Стрелки настенных часов в твоем доме всегда показывали девять сорок. Я сказал, что, наверное, испортилась пружина, и взялся починить. Твоя мать ответила, что пружина в порядке. Значит, надо смазать, сказал я, у меня есть приятель, которого можно попросить. Не нужно, ответила мать, они просто не заведены. Почему не заведены, почему время остановилось на каком-то моменте из прошлого? У вас с матерью сразу заблестели глаза, выступили и снова спрятались слезы. Значит, и ты тоже так плачешь. Вы не отвечали, я не расспрашивал. Я знал, как противостоять горю — обходить его стороной. Я стал рассказывать смешные истории и говорил без умолку, пока вы обе не расхохотались.

Мужчина не может не заботиться о женщине; другое дело, согласна ли она принять его заботу. А иначе, чем он докажет свою принадлежность к сильному полу, какой он после этого мужчина?

И тем не менее в те годы я практически не оказывал вам никакой помощи. Двух мазков оказалось недостаточно для того, чтобы разрисовывать закладки. Вы убирались в доме, привозили уголь, оклеивали окна, передвигали вещи, подбивали ножки у расшатавшейся мебели. Когда я входил, вы сразу оставляли работу, никогда не обращались ко мне за помощью, хотя все это я умел делать лучше вас, а кое в чем был настоящим спецом. Вы просто ждали, пока я усядусь, и начинали рассказывать о своих проблемах. Я бывал рад, если моя смекалка помогала решить некоторые из них. Другие, вы сами знали, я решить не мог, но все-таки вас забавляло, как я с помощью смешных историй превращал их в нечто совсем неважное.

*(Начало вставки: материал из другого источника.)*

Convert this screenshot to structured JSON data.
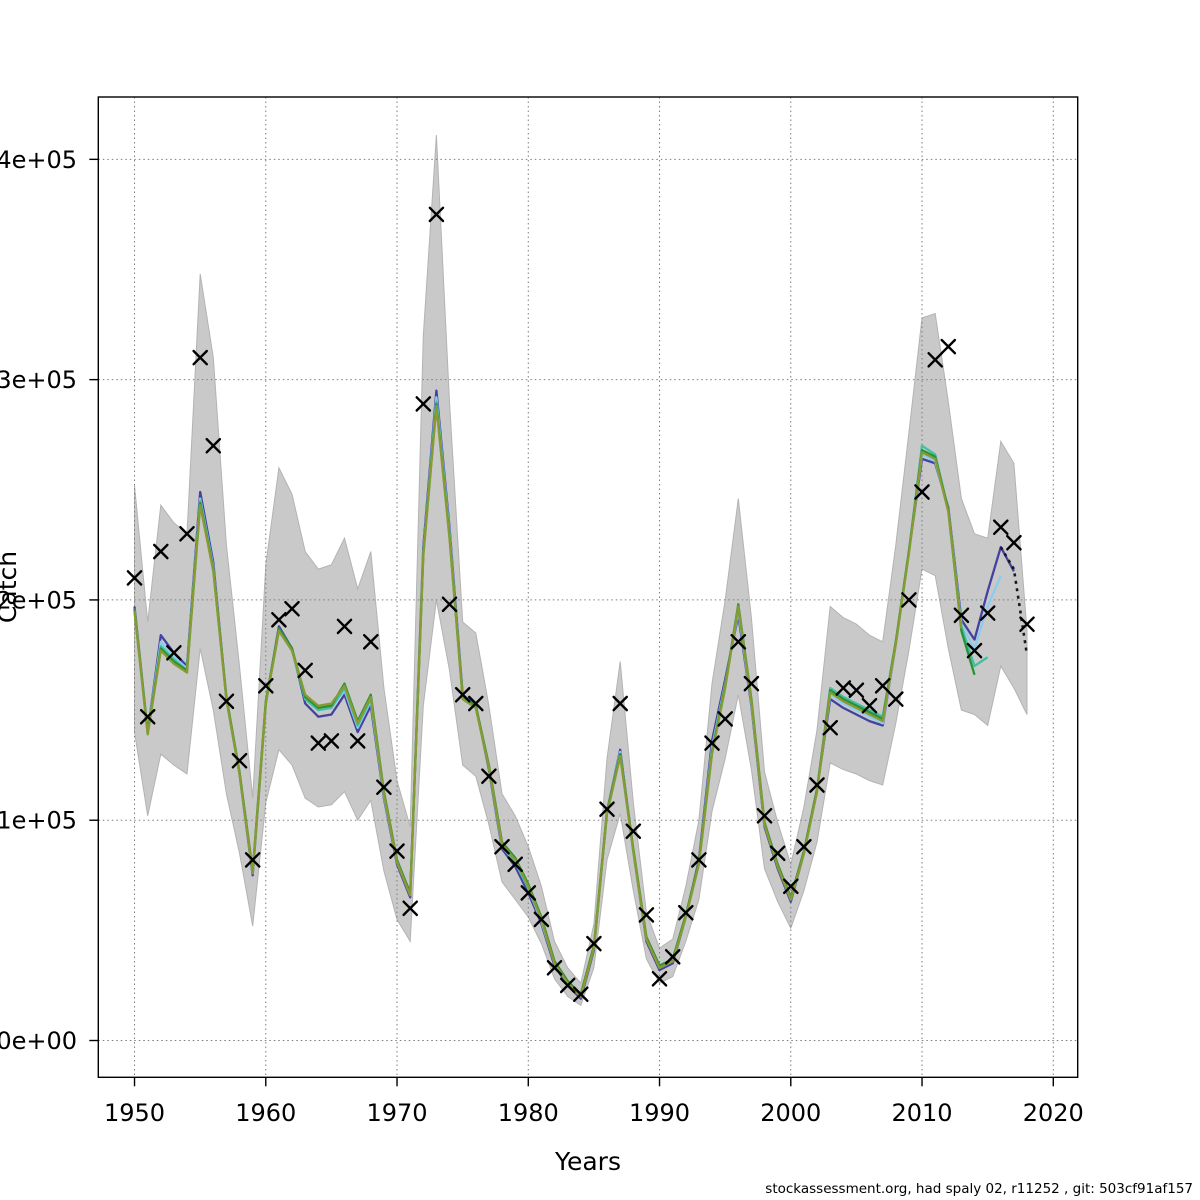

— О чем говорила с вами толстуха со второго этажа, когда вы входили в дом? — спросила как-то твоя мать.

— Ни о чем. Вежливо поинтересовалась, обедал ли я.

— Ну уж насчет вежливости… Она ведь здесь уполномоченная по охране порядка. Стоит зайти сюда мужчине, как она без стеснения начинает расспрашивать, кто да что. Однажды, когда я болела, пришел врач, так она ворвалась в комнату и потребовала у него удостоверение.

Твоя мать как будто носила на плечах тяжеленный мешок. Что в нем, я не знал. А ты смотрела на меня, словно вспугнутая птица, моля о помощи.

Я рассмеялся:

— Предвижу, что через год-другой в каждой квартире поселится еще один член семьи, «дядя». Он будет вместе со всеми есть и спать. Он станет не только выяснять личность каждого гостя, его социальное происхождение и биографию, кто его предки до восьмого колена, но и записывать все, что говорят во сне, наблюдать за выражением лиц жильцов, их настроением и каждые пятнадцать минут выведывать, о чем они думают.

— Разве такое возможно? — спросила ты, широко раскрыв глаза. Ты была такой наивной.

— «Дяди» будут проходить специальную подготовку. Прежде всего их научат узнавать по весьма неприличным звукам, которые издает зад, не таит ли он недовольства.

Вы обе разом прыснули. Потом призадумались, посмотрели друг на друга, опять прыснули и стали хохотать, все громче, неудержимее, держась за животы. Ты припала к матери, долго не могла перевести дух и наконец взмолилась:

— Хватит, сколько же можно…

Неужели вам нужно было от меня только это? Но тогда вам жилось бы легче, чем всем, а вам приходилось так тяжело.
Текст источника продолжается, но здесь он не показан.